Just a Pencil

Some of the heat that has been received over these posts has amounted to a minimizing and invalidating shout of, “It’s just a pencil!” Now I detailed my issues with the BWV and BW marketing over here so I’m not going to get into that. Instead i’m going to write about the statement, “It’s just a pencil.”

A Dixon HB #2 is just a pencil, as is the Casemate’s yellow HB #2, as is the Casemate’s Premium HB #2. These  three pencils and so many others are “just” pencils. There is nothing special about them, they don’t even have any remarkable marketing. They are just pencils. Graphite, wood, glue, paint, aluminum, and an eraser. They’ve been given no life beyond their aesthetic appeal, simply pencils.

Just pencils.

A photo posted by LC Harper (@originallcharper) on

The Blackwing Volumes  in complete opposition are not just pencils. Each has a story attributing it’s finish to someone. They are given a story. These are commemorative pencils, a tribute to the particular person they are designed around. These pencils are all about the story, not the pencil. The pencil is secondary to the story. The story is what sells the pencil. The pencil is just a pencil without the story. With out the story the 725 is the sunburst, the 211 is unfinished, the 1138 is gray scale, 24 is blackout, and 56 is pinstriped. Without the story these are pretty boring, yet expensive, pencils.

Pencils with stories attached. i.e. NOT just pencils.

A photo posted by LC Harper (@originallcharper) on


See now you can come back at me and tell me that Field Notes are just notebooks, because, let’s face it Draplin divorced the story from specific people and made them about things and the process of making the notebooks- night sky, beer, winter, etc. concepts and process not people or even specific things. That makes the FN just notebooks, whereas it’s much harder to tell me that the BWV are “just” pencils. They aren’t because BW decided to make them about the story.* Because for them, the story is what sells the pencil, never mind some of us have to actively divorce the story from the otherwise cool pencil to enjoy it. 

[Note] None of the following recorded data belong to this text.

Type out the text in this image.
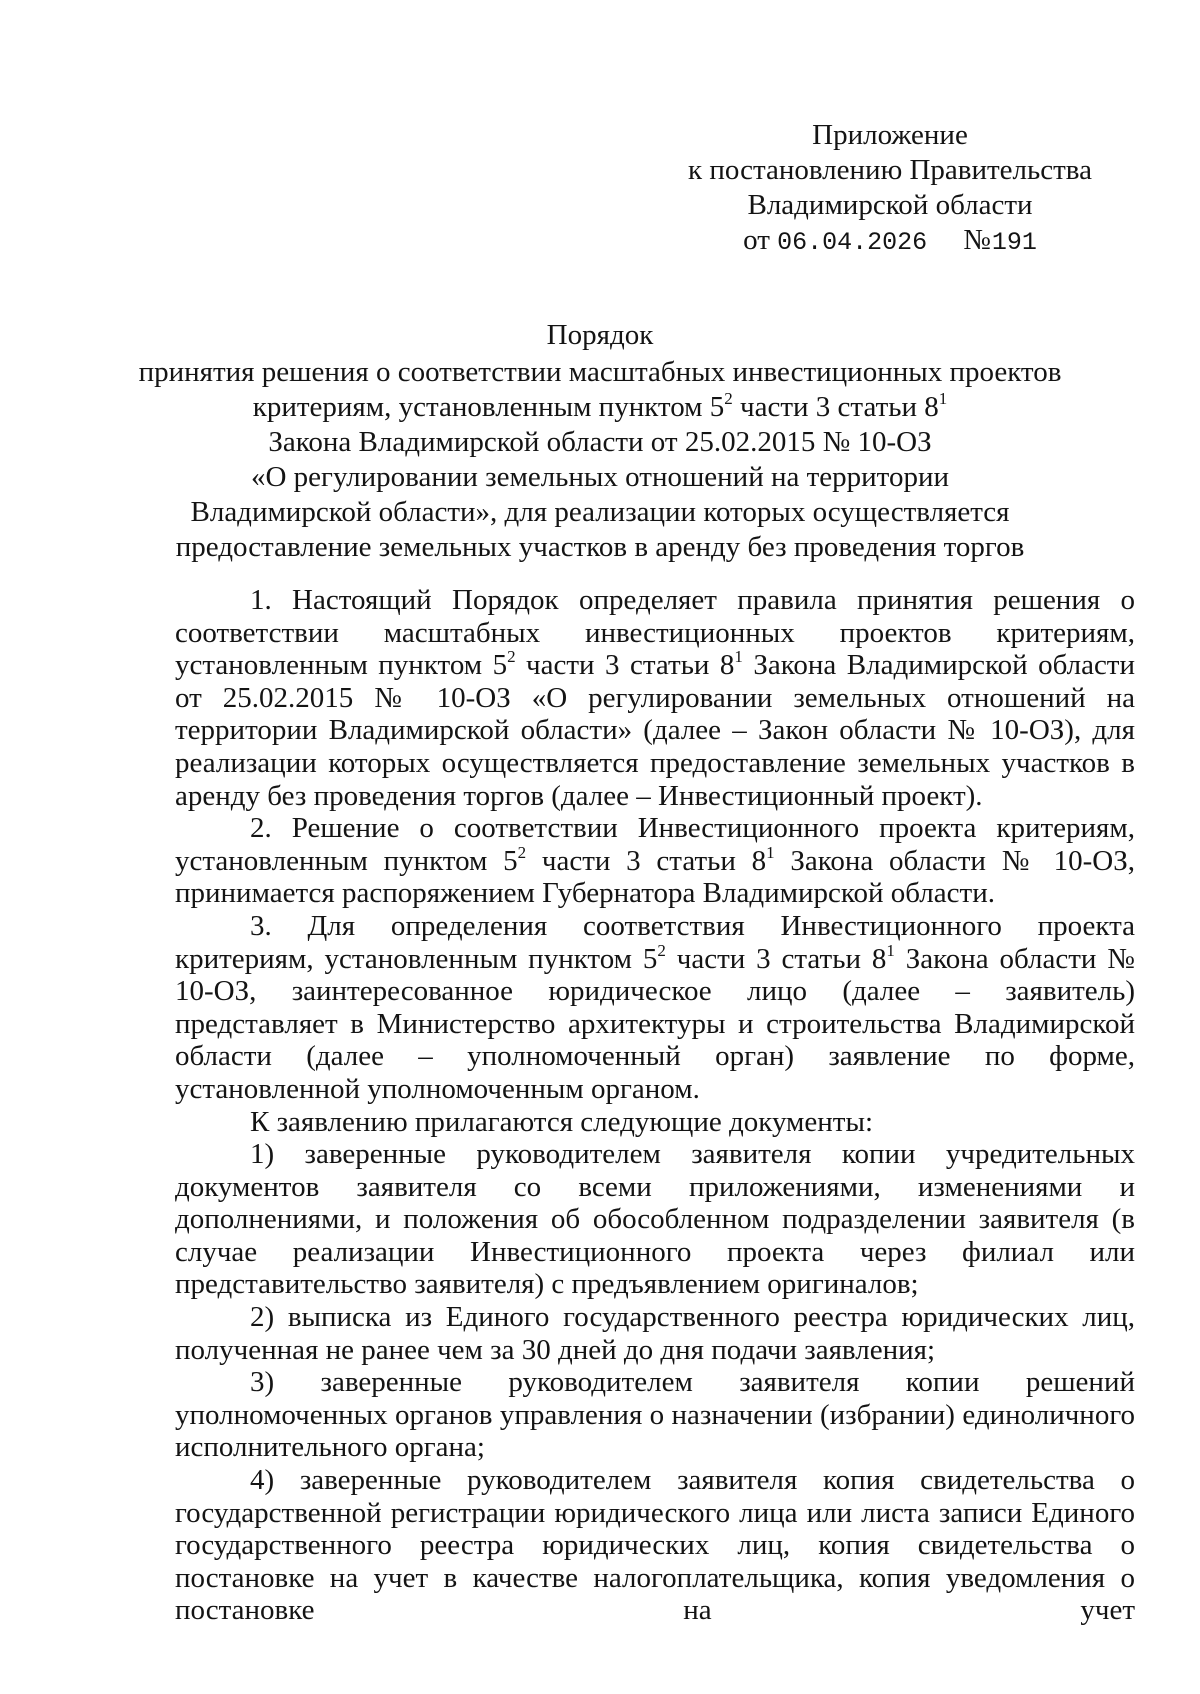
Приложение
к постановлению Правительства
Владимирской области
от 06.04.2026 №191
Порядок
принятия решения о соответствии масштабных инвестиционных проектов
критериям, установленным пунктом $5^2$ части 3 статьи $8^1$
Закона Владимирской области от 25.02.2015 № 10-ОЗ
«О регулировании земельных отношений на территории
Владимирской области», для реализации которых осуществляется
предоставление земельных участков в аренду без проведения торгов

1. Настоящий Порядок определяет правила принятия решения о соответствии масштабных инвестиционных проектов критериям, установленным пунктом $5^2$ части 3 статьи $8^1$ Закона Владимирской области от 25.02.2015 № 10-ОЗ «О регулировании земельных отношений на территории Владимирской области» (далее – Закон области № 10-ОЗ), для реализации которых осуществляется предоставление земельных участков в аренду без проведения торгов (далее – Инвестиционный проект).

2. Решение о соответствии Инвестиционного проекта критериям, установленным пунктом $5^2$ части 3 статьи $8^1$ Закона области № 10-ОЗ, принимается распоряжением Губернатора Владимирской области.

3. Для определения соответствия Инвестиционного проекта критериям, установленным пунктом $5^2$ части 3 статьи $8^1$ Закона области № 10-ОЗ, заинтересованное юридическое лицо (далее – заявитель) представляет в Министерство архитектуры и строительства Владимирской области (далее – уполномоченный орган) заявление по форме, установленной уполномоченным органом.

К заявлению прилагаются следующие документы:

1) заверенные руководителем заявителя копии учредительных документов заявителя со всеми приложениями, изменениями и дополнениями, и положения об обособленном подразделении заявителя (в случае реализации Инвестиционного проекта через филиал или представительство заявителя) с предъявлением оригиналов;

2) выписка из Единого государственного реестра юридических лиц, полученная не ранее чем за 30 дней до дня подачи заявления;

3) заверенные руководителем заявителя копии решений уполномоченных органов управления о назначении (избрании) единоличного исполнительного органа;

4) заверенные руководителем заявителя копия свидетельства о государственной регистрации юридического лица или листа записи Единого государственного реестра юридических лиц, копия свидетельства о постановке на учет в качестве налогоплательщика, копия уведомления о постановке на учет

The other end of the battle cry of, “It’s just a pencil,” is that we’ve pissed in the sandbox because we focused our thinking around women and people of color. We’ve now been told that we’ve “ruined something that was once great.” Apparently suggesting that the party include women and POC ruins everything and holy shit, we brought women and POC to the party, well it’s completely ruined now. Might as well set fire to its corpse.

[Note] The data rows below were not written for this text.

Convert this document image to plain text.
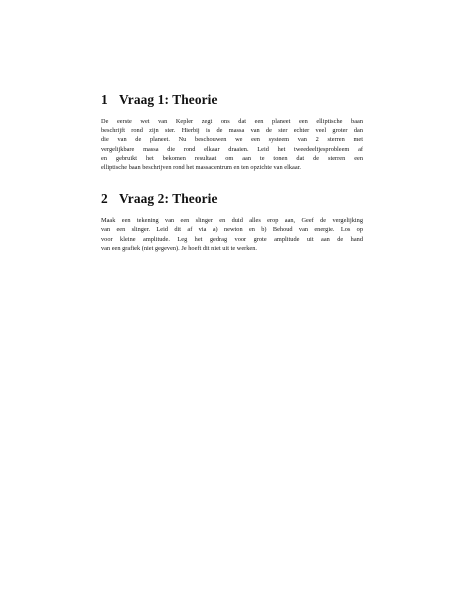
1 Vraag 1: Theorie

De eerste wet van Kepler zegt ons dat een planeet een elliptische baan
beschrijft rond zijn ster. Hierbij is de massa van de ster echter veel groter dan
die van de planeet. Nu beschouwen we een systeem van 2 sterren met
vergelijkbare massa die rond elkaar draaien. Leid het tweedeeltjesprobleem af
en gebruikt het bekomen resultaat om aan te tonen dat de sterren een
elliptische baan beschrijven rond het massacentrum en ten opzichte van elkaar.

2 Vraag 2: Theorie

Maak een tekening van een slinger en duid alles erop aan, Geef de vergelijking
van een slinger. Leid dit af via a) newton en b) Behoud van energie. Los op
voor kleine amplitude. Leg het gedrag voor grote amplitude uit aan de hand
van een grafiek (niet gegeven). Je hoeft dit niet uit te werken.
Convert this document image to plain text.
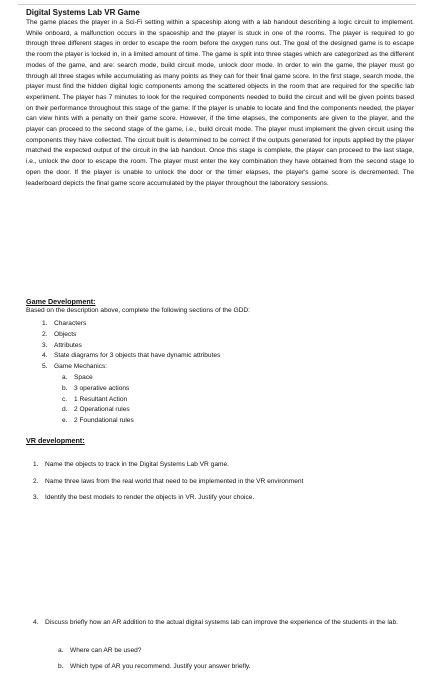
Digital Systems Lab VR Game
The game places the player in a Sci-Fi setting within a spaceship along with a lab handout describing a logic circuit to implement. While onboard, a malfunction occurs in the spaceship and the player is stuck in one of the rooms. The player is required to go through three different stages in order to escape the room before the oxygen runs out. The goal of the designed game is to escape the room the player is locked in, in a limited amount of time. The game is split into three stages which are categorized as the different modes of the game, and are: search mode, build circuit mode, unlock door mode. In order to win the game, the player must go through all three stages while accumulating as many points as they can for their final game score. In the first stage, search mode, the player must find the hidden digital logic components among the scattered objects in the room that are required for the specific lab experiment. The player has 7 minutes to look for the required components needed to build the circuit and will be given points based on their performance throughout this stage of the game. If the player is unable to locate and find the components needed, the player can view hints with a penalty on their game score. However, if the time elapses, the components are given to the player, and the player can proceed to the second stage of the game, i.e., build circuit mode. The player must implement the given circuit using the components they have collected. The circuit built is determined to be correct if the outputs generated for inputs applied by the player matched the expected output of the circuit in the lab handout. Once this stage is complete, the player can proceed to the last stage, i.e., unlock the door to escape the room. The player must enter the key combination they have obtained from the second stage to open the door. If the player is unable to unlock the door or the timer elapses, the player's game score is decremented. The leaderboard depicts the final game score accumulated by the player throughout the laboratory sessions.
Game Development:
Based on the description above, complete the following sections of the GDD:
1. Characters
2. Objects
3. Attributes
4. State diagrams for 3 objects that have dynamic attributes
5. Game Mechanics:
a. Space
b. 3 operative actions
c. 1 Resultant Action
d. 2 Operational rules
e. 2 Foundational rules
VR development:
1. Name the objects to track in the Digital Systems Lab VR game.
2. Name three laws from the real world that need to be implemented in the VR environment
3. Identify the best models to render the objects in VR. Justify your choice.
4. Discuss briefly how an AR addition to the actual digital systems lab can improve the experience of the students in the lab.
a. Where can AR be used?
b. Which type of AR you recommend. Justify your answer briefly.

This “What do you think the next BWV will be? You know what would be cool?” literally occurs before EVERY single release, but for some reason this time it pissed people off. The only reason I can find for this anger, and this is supported by the comments section on Andy, Dee, and Johnny’s blogs is that we wrote about women and POC.

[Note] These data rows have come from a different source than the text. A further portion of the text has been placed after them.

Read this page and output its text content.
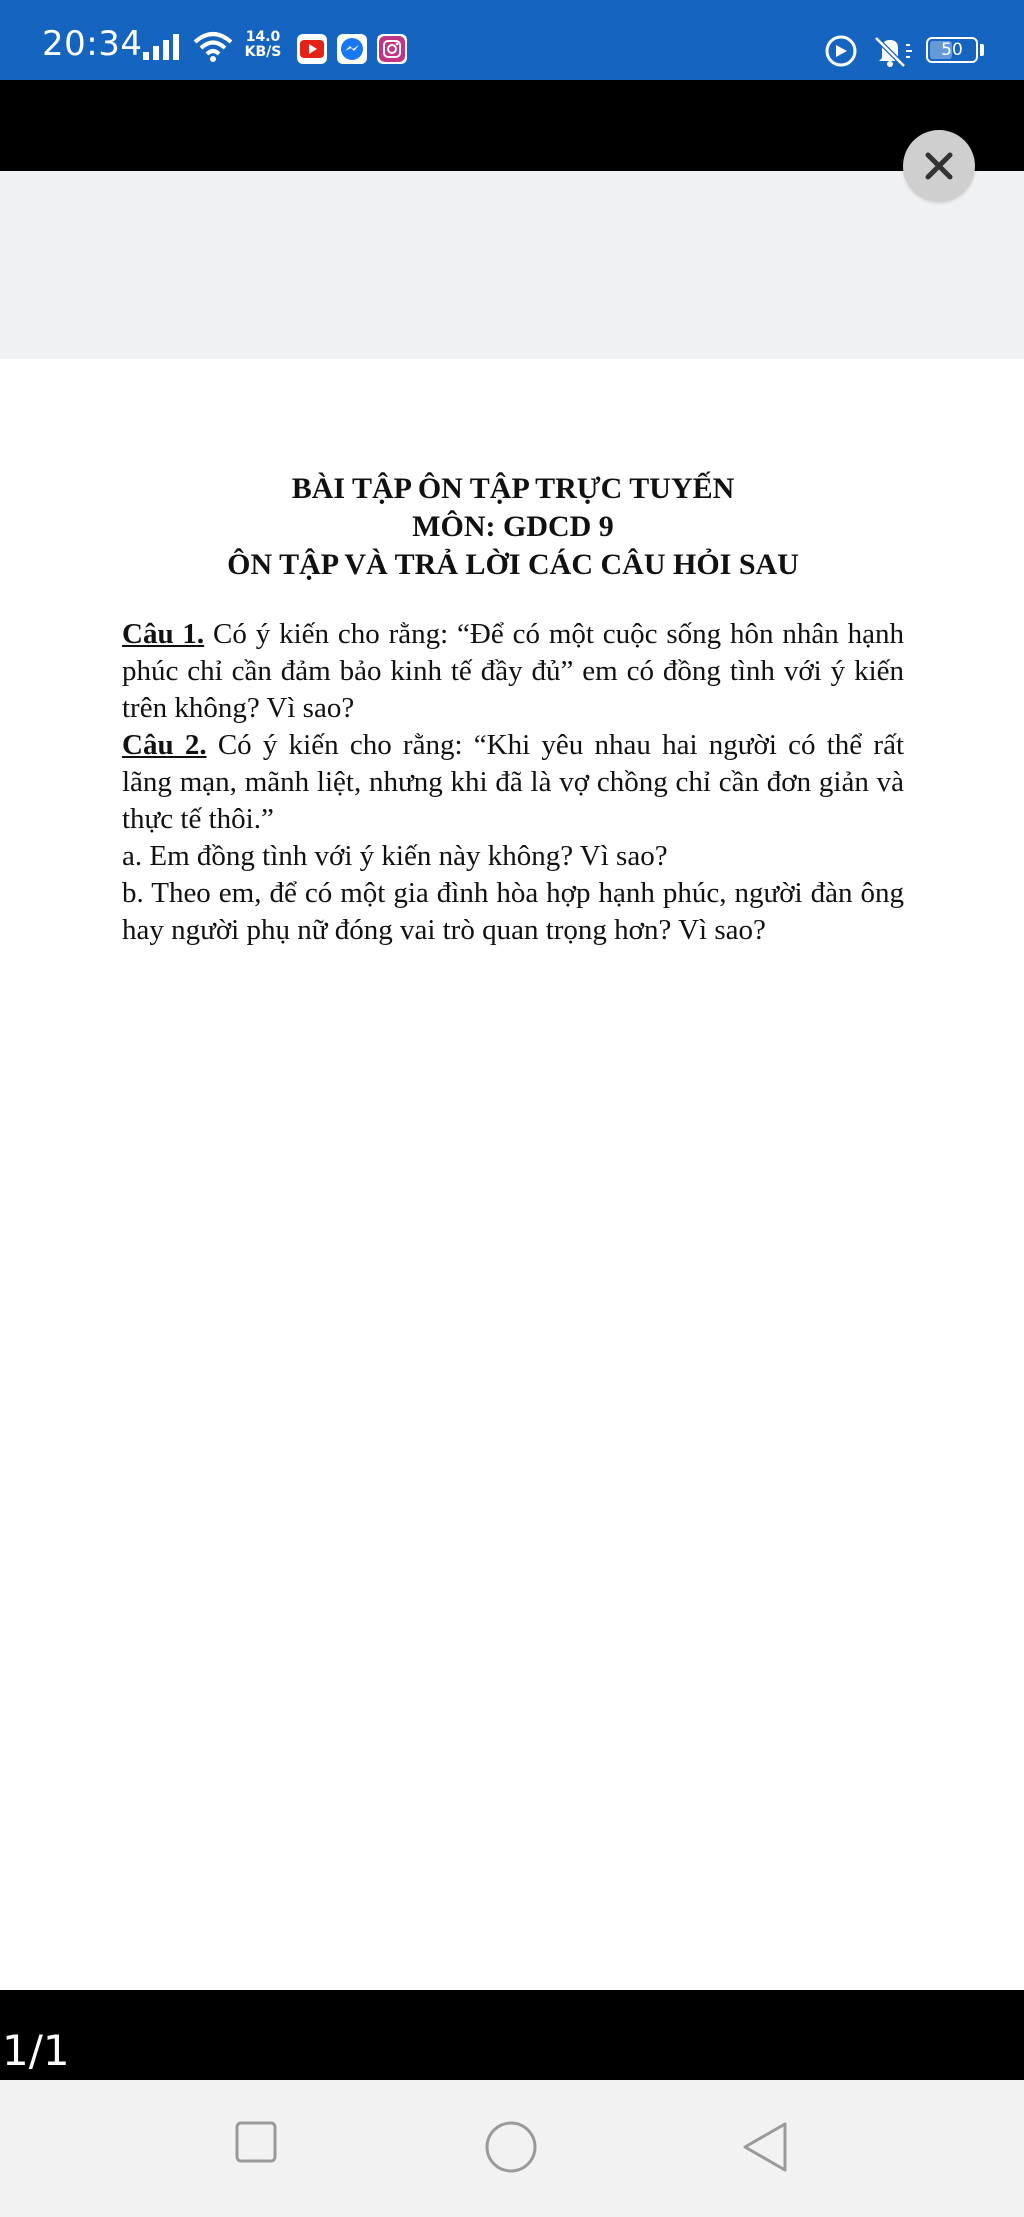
20:34	14.0
KB/S	50

BÀI TẬP ÔN TẬP TRỰC TUYẾN
MÔN: GDCD 9
ÔN TẬP VÀ TRẢ LỜI CÁC CÂU HỎI SAU

Câu 1. Có ý kiến cho rằng: “Để có một cuộc sống hôn nhân hạnh phúc chỉ cần đảm bảo kinh tế đầy đủ” em có đồng tình với ý kiến trên không? Vì sao?

Câu 2. Có ý kiến cho rằng: “Khi yêu nhau hai người có thể rất lãng mạn, mãnh liệt, nhưng khi đã là vợ chồng chỉ cần đơn giản và thực tế thôi.”

a. Em đồng tình với ý kiến này không? Vì sao?

b. Theo em, để có một gia đình hòa hợp hạnh phúc, người đàn ông hay người phụ nữ đóng vai trò quan trọng hơn? Vì sao?

1/1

Maybe what we need to set fire to is the fragile little egos of those who complain at the suggestion that maybe some of us would like to see women and POC memorialized, perhaps because we are women or people of color, or maybe our loved ones are women or POC, maybe our families are made up of POC? Maybe I look to heroes that aren’t like yours?

*This heavy handed form of corporate marketing is part of the reason why i’m not as enamoured with the BWV as other people.